I find the online help uninformative for this macro. Perhaps Stackoverflow can do better?

I am using emacs trunk (24.0.50.1) in case that makes a difference.

Thanks!

Foi útil?

Solução

First you'll want to read in the manual on hooks, and possibly around advice which the documentation compares this macro to. The macro enables you to write code that can be wrapped around by some future code to change how it works.

(with-wrapper-hook hook-name ()
   your code here)

Then somebody else can add a function to hook-name that is something like this:

(defun my-hook (your-code)
   (let ((original-result (funcall your-code)))
      (modify original-result)))

The argument your-code stands for your code here above, encapsulated in a function object. The wrapper can call your original code with (funcall your-code), but it is not required to do so, in which case it completely overrides your code. The hook can even include several functions, each of which receives the next function as its first argument, so there can be a chain of wrappers, each modifying the results of the next one. It is also possible to define some additional arguments for each of these functions (that's what the empty parens above are for).

To find examples, you might want to grep around the source.
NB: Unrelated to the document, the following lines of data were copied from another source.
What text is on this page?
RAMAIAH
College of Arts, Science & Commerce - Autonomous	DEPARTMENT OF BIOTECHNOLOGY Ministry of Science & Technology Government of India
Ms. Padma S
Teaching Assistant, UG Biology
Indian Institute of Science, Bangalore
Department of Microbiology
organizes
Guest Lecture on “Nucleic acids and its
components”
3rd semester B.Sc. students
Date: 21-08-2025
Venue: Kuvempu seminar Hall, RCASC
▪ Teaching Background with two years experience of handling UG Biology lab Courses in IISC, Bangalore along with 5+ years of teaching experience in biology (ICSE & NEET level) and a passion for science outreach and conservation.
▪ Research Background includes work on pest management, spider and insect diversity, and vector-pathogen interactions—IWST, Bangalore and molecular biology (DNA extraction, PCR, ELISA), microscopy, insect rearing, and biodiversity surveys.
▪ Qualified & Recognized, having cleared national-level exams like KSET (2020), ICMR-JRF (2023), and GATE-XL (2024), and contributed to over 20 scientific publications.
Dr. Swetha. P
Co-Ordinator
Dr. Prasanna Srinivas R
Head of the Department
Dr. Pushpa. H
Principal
One use is expand-abbrev:

(with-wrapper-hook abbrev-expand-functions () 
     ...)

The expand-abbrev function is used to, well, expand abbreviations, and it makes sense that you have a hook (abbrev-expand-functions) to customize how this is performed in different modes. This hook cannot be "normal", because it has to be able to modify the results, and it needs to be able to return some results to the calling code. (As explained in the documentation on hooks, a normal hook is called without arguments and its return value is ignored, so it is called only for its side effects on the buffer.)

The function on this hook can do its own abbrev expansion and ignore the wrapped code, or call the wrapped code and modify the results, or call the wrapped code many times with different inputs. An example of using that hook is mail-abbrev-expand-wrapper, which checks if you are typing a To: header in an email, and in that case expands your mail aliases instead of your standard abbreviations. The function modifies various pieces of the environment that affect abbrev expansion (the syntax table, the abbrev table) and then calls the wrapped function with (funcall expand) to do the actual work and returns its results directly.